Henri de Toulouse- Lautrec (1864-1901)

Henri de Toulouse- Lautrec (1864-1901)

Published by Therese Myles on 16th Sep 2019

Henri de Toulouse- Lautrec is an especially eccentric individual. As an aristocratic, alcoholic dwarf with a louche, devil- may-care lifestyle, Toulouse- Lautrec found his art style in ways that were inseparable from his legendary lifestyle. In fact, Henri de Toulouse- Lautrec's famous lifestyle and career lasted just over a decade, and was lived side by side with two major developments to life in the late nineteenth- century Paris- printmaking and the explosion of the nightlife culture. Most of Lautrec's artwork featured the Montmarte entertainers he surrounded himself with, which helped him elevate the newly popular medium of advertisement through the lithograph to the realm of high artwork. Lautrec is well known for his dancehall performers and prostitutes- through their personality embodied in paint and their humanistic traits revealed in their sadness and humor- hidden through layers of rice powder and light tricks.

Lautrec died tragically young, because of complications due to alcoholism and syphilis at the age of thirty-six, but his influence was long-lasting, spurring artists like Andy Warhol, over a century later. Lautrec began drawing when he was young, as frequent illnesses kept him bedridden and at home in southern France. His early works portray a subjection to the horse, as seen in several sketches, which is attributed to his first teacher who painted sporting pictures. This fascination continued later in life as he drew several chalk drawings as he was recovering in a sanatorium, completely from memory as a way to prove to his doctors he was completely sane.

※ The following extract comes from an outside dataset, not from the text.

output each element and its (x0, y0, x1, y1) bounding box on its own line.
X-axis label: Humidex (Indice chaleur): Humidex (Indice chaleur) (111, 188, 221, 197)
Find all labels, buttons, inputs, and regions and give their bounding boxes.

Lautrec's dwarfism was due to a genetic weakness that had resulted because of an incestuous relationship between his first-cousin parents. His legs stopped growing after both his femur bones had broken separately in very minor accidents during his adolescence. This means that as an adult, Lautrec had a normally proportioned torso, but had stubby dwarf legs, and he was barely over five feet tall, walking only with great difficulty using his cane. Luckily enough for Henri de Toulouse, he was able to compensate for his deformities with alcohol and self-depreciating wit, and his sympathy and fascination for marginalization as well as his eye for self- depreciation might have been partially explained by his own physical handicaps.

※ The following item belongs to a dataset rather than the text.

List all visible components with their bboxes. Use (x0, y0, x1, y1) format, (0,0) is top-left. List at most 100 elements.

Henri de Toulouse's art style was expressed through dazzling technical effects that were made available through various innovations in lithography in the nineteenth century, giving him room to work with larger prints, more varied colors, and nuanced textures that weren't available years before- allowing him to portray the bright combined effects of dance, artificial lights and music in his paintings through various executions of sixty different versions of print in a variety of colored inks that included gold and silver. Other works portray the flesh and blood attraction to sex, while fleshing a more humanistic approach to joy and sadness through various directness and honesty to physicality, demonstrating his generosity and sympathy toward the female condition.